Plus que par de grands discours savants et sages, c’est parce qu’on a été relevé par le Christ, parce qu’il nous a, quelque part, touchés dans notre indignité que la rencontre avec Dieu nous apparaît comme une fête, un banquet de noces. S’épouser, c’est se sentir aimé malgré ses défauts, d’un amour qui les guérit. L’amour de Dieu n’est pas moindre. On mesure l’exaltation d’un lépreux, d’un possédé, d’un collecteur d’impôts qui reviennent à la vie.
Alors, comment trouver cette paix, ce sentiment de noces éternelles que donne le Christ.
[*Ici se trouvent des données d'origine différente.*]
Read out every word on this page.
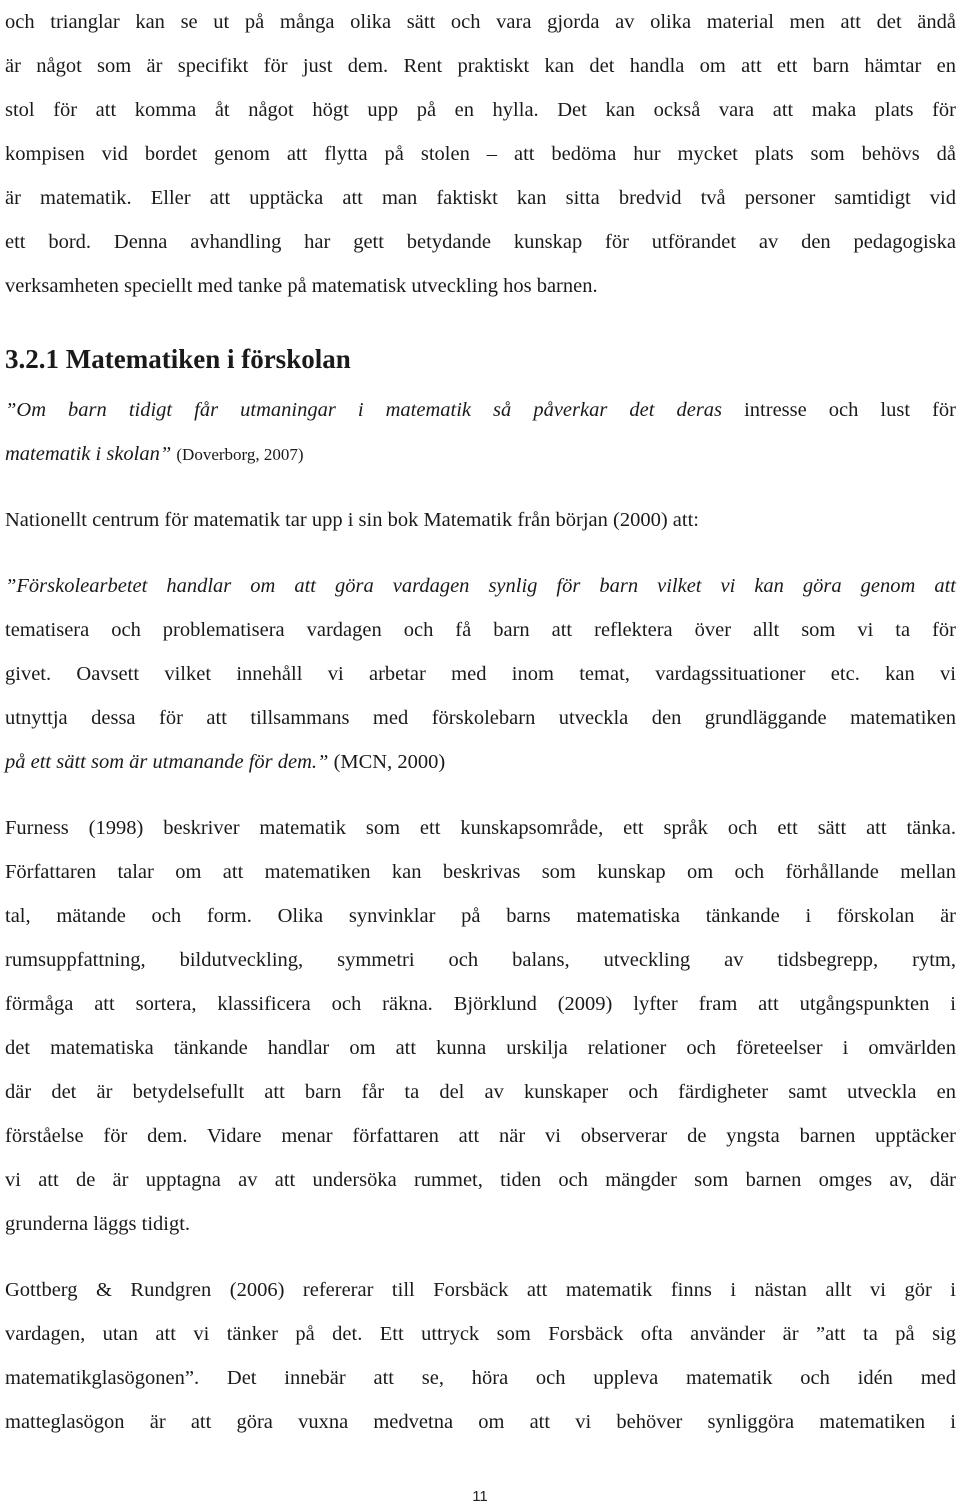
och trianglar kan se ut på många olika sätt och vara gjorda av olika material men att det ändå

är något som är specifikt för just dem. Rent praktiskt kan det handla om att ett barn hämtar en

stol för att komma åt något högt upp på en hylla. Det kan också vara att maka plats för

kompisen vid bordet genom att flytta på stolen – att bedöma hur mycket plats som behövs då

är matematik. Eller att upptäcka att man faktiskt kan sitta bredvid två personer samtidigt vid

ett bord. Denna avhandling har gett betydande kunskap för utförandet av den pedagogiska

verksamheten speciellt med tanke på matematisk utveckling hos barnen.

3.2.1 Matematiken i förskolan

”Om barn tidigt får utmaningar i matematik så påverkar det deras intresse och lust för

matematik i skolan” (Doverborg, 2007)

Nationellt centrum för matematik tar upp i sin bok Matematik från början (2000) att:

”Förskolearbetet handlar om att göra vardagen synlig för barn vilket vi kan göra genom att

tematisera och problematisera vardagen och få barn att reflektera över allt som vi ta för

givet. Oavsett vilket innehåll vi arbetar med inom temat, vardagssituationer etc. kan vi

utnyttja dessa för att tillsammans med förskolebarn utveckla den grundläggande matematiken

på ett sätt som är utmanande för dem.” (MCN, 2000)

Furness (1998) beskriver matematik som ett kunskapsområde, ett språk och ett sätt att tänka.

Författaren talar om att matematiken kan beskrivas som kunskap om och förhållande mellan

tal, mätande och form. Olika synvinklar på barns matematiska tänkande i förskolan är

rumsuppfattning, bildutveckling, symmetri och balans, utveckling av tidsbegrepp, rytm,

förmåga att sortera, klassificera och räkna. Björklund (2009) lyfter fram att utgångspunkten i

det matematiska tänkande handlar om att kunna urskilja relationer och företeelser i omvärlden

där det är betydelsefullt att barn får ta del av kunskaper och färdigheter samt utveckla en

förståelse för dem. Vidare menar författaren att när vi observerar de yngsta barnen upptäcker

vi att de är upptagna av att undersöka rummet, tiden och mängder som barnen omges av, där

grunderna läggs tidigt.

Gottberg & Rundgren (2006) refererar till Forsbäck att matematik finns i nästan allt vi gör i

vardagen, utan att vi tänker på det. Ett uttryck som Forsbäck ofta använder är ”att ta på sig

matematikglasögonen”. Det innebär att se, höra och uppleva matematik och idén med

matteglasögon är att göra vuxna medvetna om att vi behöver synliggöra matematiken i

11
Saint Paul l’explique aux Romains : il s’agit de ne plus vivre selon la chair, mais selon l’Esprit. Ce que l’Église a trop longtemps interprété comme la nécessité de tuer les passions de la chair, promouvant une fausse image de la paix comme celle d’une absence de sentiments, calme et paisible comme une mer d’huile.
Il ne s’agit pas de frustrer les passions, les sentiments qui nous viennent, ni même le plaisir que nous ressentons – tout cela sont aussi des dons de Dieu. Il ne s’agit pas de frustrer nos désirs et nos sens, il s’agit qu’il y ait en nous un esprit supérieur qui les gouverne et domine nos passions. La frustration ne fait qu’augmenter l’errance des passions. Ce n’est pas la frustration de nos désirs, mais leur accomplissement par le Christ que nous espérons. Comme il gouverne la mer, la tempête et les vents, il est possible que nos passions lui obéissent, à mesure d’ailleurs que l’Esprit Saint vivra en nous et c’est alors que nous trouverons la paix.
Le joug le Christ nous demande de porter, le fardeau sous lequel parfois nous peinons, c’est tout simplement la vie, avec ses désirs et ses passions. Et c’est la croissance spirituelle – la vie en plénitude – qui rend ce joug facile à porter, ce fardeau léger.
Viens, Seigneur, toucher nos désirs et de nos passions. Fais que ce soit ton esprit qui les gouverne et rends-nous, comme toi, doux et humbles de cœur. Alors nous trouverons la paix.